Existe um grande número de medicamentos possíveis para tratar esta doença, e os dois principais utilizados são niclosamida e praziquantel, ambos altamente eficazes. Uma única dose de praziquantel (600 mg) foi administrada, e foi considerada adequada para a cura do paciente. A cura de controle desta infecção é a ausência de ovos nas fezes um mês após o tratamento.

Talvez a taxa de infecção do D. latum em humanos aumente com o aumento do consumo de carne crua (sushi, sashimi) e icticóide defumada, com conseqüentes impactos econômicos e sanitários negativos sobre a população brasileira. Entretanto, uma combinação de melhor vigilância sanitária dos peixes importados (salmão e outros) e maior ênfase em práticas sanitárias nos restaurantes parece ser a melhor estratégia para controlar e impedir a instalação deste helminto no Brasil. Outras medidas de controle eficazes incluem cozinhar o peixe adequadamente e congelar o peixe abaixo de 20ºC por um mínimo de 7 dias ou abaixo de 35ºC por 15 h antes da ingestão.

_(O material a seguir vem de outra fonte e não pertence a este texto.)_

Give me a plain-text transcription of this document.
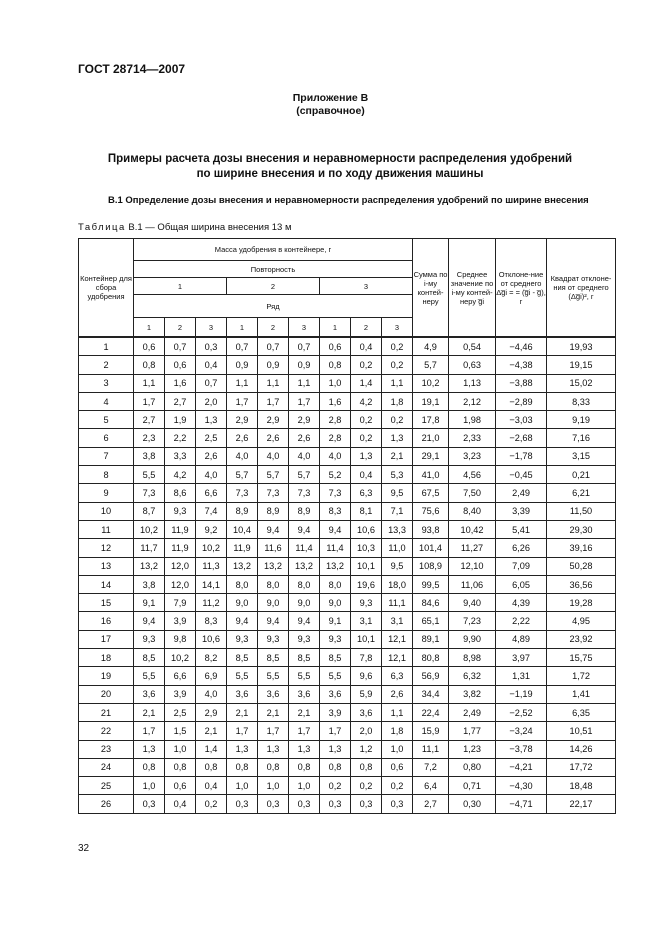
ГОСТ 28714—2007
Приложение В
(справочное)
Примеры расчета дозы внесения и неравномерности распределения удобрений
по ширине внесения и по ходу движения машины
В.1 Определение дозы внесения и неравномерности распределения удобрений по ширине внесения
Таблица В.1 — Общая ширина внесения 13 м
Контейнер для сбора удобрения	Масса удобрения в контейнере, г									Сумма по i-му контей-неру	Среднее значение по i-му контей-неру g̅i	Отклоне-ние от среднего Δg̅i = = (g̅i - g̅), г	Квадрат отклоне-ния от среднего (Δg̅i)², г
	Повторность												
	1			2			3						
	Ряд												
	1	2	3	1	2	3	1	2	3				
1	0,6	0,7	0,3	0,7	0,7	0,7	0,6	0,4	0,2	4,9	0,54	−4,46	19,93
2	0,8	0,6	0,4	0,9	0,9	0,9	0,8	0,2	0,2	5,7	0,63	−4,38	19,15
3	1,1	1,6	0,7	1,1	1,1	1,1	1,0	1,4	1,1	10,2	1,13	−3,88	15,02
4	1,7	2,7	2,0	1,7	1,7	1,7	1,6	4,2	1,8	19,1	2,12	−2,89	8,33
5	2,7	1,9	1,3	2,9	2,9	2,9	2,8	0,2	0,2	17,8	1,98	−3,03	9,19
6	2,3	2,2	2,5	2,6	2,6	2,6	2,8	0,2	1,3	21,0	2,33	−2,68	7,16
7	3,8	3,3	2,6	4,0	4,0	4,0	4,0	1,3	2,1	29,1	3,23	−1,78	3,15
8	5,5	4,2	4,0	5,7	5,7	5,7	5,2	0,4	5,3	41,0	4,56	−0,45	0,21
9	7,3	8,6	6,6	7,3	7,3	7,3	7,3	6,3	9,5	67,5	7,50	2,49	6,21
10	8,7	9,3	7,4	8,9	8,9	8,9	8,3	8,1	7,1	75,6	8,40	3,39	11,50
11	10,2	11,9	9,2	10,4	9,4	9,4	9,4	10,6	13,3	93,8	10,42	5,41	29,30
12	11,7	11,9	10,2	11,9	11,6	11,4	11,4	10,3	11,0	101,4	11,27	6,26	39,16
13	13,2	12,0	11,3	13,2	13,2	13,2	13,2	10,1	9,5	108,9	12,10	7,09	50,28
14	3,8	12,0	14,1	8,0	8,0	8,0	8,0	19,6	18,0	99,5	11,06	6,05	36,56
15	9,1	7,9	11,2	9,0	9,0	9,0	9,0	9,3	11,1	84,6	9,40	4,39	19,28
16	9,4	3,9	8,3	9,4	9,4	9,4	9,1	3,1	3,1	65,1	7,23	2,22	4,95
17	9,3	9,8	10,6	9,3	9,3	9,3	9,3	10,1	12,1	89,1	9,90	4,89	23,92
18	8,5	10,2	8,2	8,5	8,5	8,5	8,5	7,8	12,1	80,8	8,98	3,97	15,75
19	5,5	6,6	6,9	5,5	5,5	5,5	5,5	9,6	6,3	56,9	6,32	1,31	1,72
20	3,6	3,9	4,0	3,6	3,6	3,6	3,6	5,9	2,6	34,4	3,82	−1,19	1,41
21	2,1	2,5	2,9	2,1	2,1	2,1	3,9	3,6	1,1	22,4	2,49	−2,52	6,35
22	1,7	1,5	2,1	1,7	1,7	1,7	1,7	2,0	1,8	15,9	1,77	−3,24	10,51
23	1,3	1,0	1,4	1,3	1,3	1,3	1,3	1,2	1,0	11,1	1,23	−3,78	14,26
24	0,8	0,8	0,8	0,8	0,8	0,8	0,8	0,8	0,6	7,2	0,80	−4,21	17,72
25	1,0	0,6	0,4	1,0	1,0	1,0	0,2	0,2	0,2	6,4	0,71	−4,30	18,48
26	0,3	0,4	0,2	0,3	0,3	0,3	0,3	0,3	0,3	2,7	0,30	−4,71	22,17
32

Baer JG, Miranda CH, Fernandees RW, Medina TJ 1967. Diphyllobothriais humanos no Peru. Zeitsch Parasit 28: 277-289.

Dupoy-Camet J, Peduzzi R 2004. Situação actual da diphyllobothriaisis humana na Europa. Eur. Mensal 9: 5-6.

Essex HE, Magath TB 1931. Uma comparação da viabilidade dos óvulos da ténia de peixe largo, Diphyllobothrium latum, do homem e dos cães: a sua influência na propagação da infestação com parasitas. Am J Hyg 14: 698-704.

Hanlon JT, Angle MA, Ebbert PJ 1982. Infecção pelo Diphyllobothrium latum num casal da Carolina do Norte. Sul Med J 75: 1431-1432.

Lee KW, Suhk HC, Pai KS, Shin HJ, Jung SY, Han ET, Chai JY 2001. Infecção por Diphyllobothrium latum depois de comer carne de salmão doméstico. Coreano J Parasitol 39: 319-321.

Leiper RT 1936. Algumas experiências e observações sobre a longevidade das infecções pelo Diphyllobothrium. J Helminthol 14: 127-130.

Osorio G, Daiber A, Donckaster R, Ubilla M, Con I, Anguita T, Pinto R 1974. Anemia megaloblástica grave devido ao Diphyllobothrium latum. Primeiro caso identificado no Chile. Rev Med Chil 102: 700-703.

Reinhard K, Urban O 2003. Diagnóstico de diphyllobothriasis antiga de múmias Chinchorro. Mem Inst Oswaldo Cruz 98(Suppl.1): 191-193.

Semenas L, Ubeda C 1997. Difilobotriais humana en la Patagonia, Argentina. Rev Saúde Pública 31: 302-307.

Semenas L, Kreiter A, Urbanski J 2001. Novos casos de Difilobotriais humana en la Patagonia, Argentina. Rev Saúde Pública 35: 214-216.

Vuylsteke P, Bertrand C, Verhoef GE, Vandenberghe P 2004. Caso de anemia megaloblástica causada por taeníase intestinal. Ann Hamatolol 83: 487-488.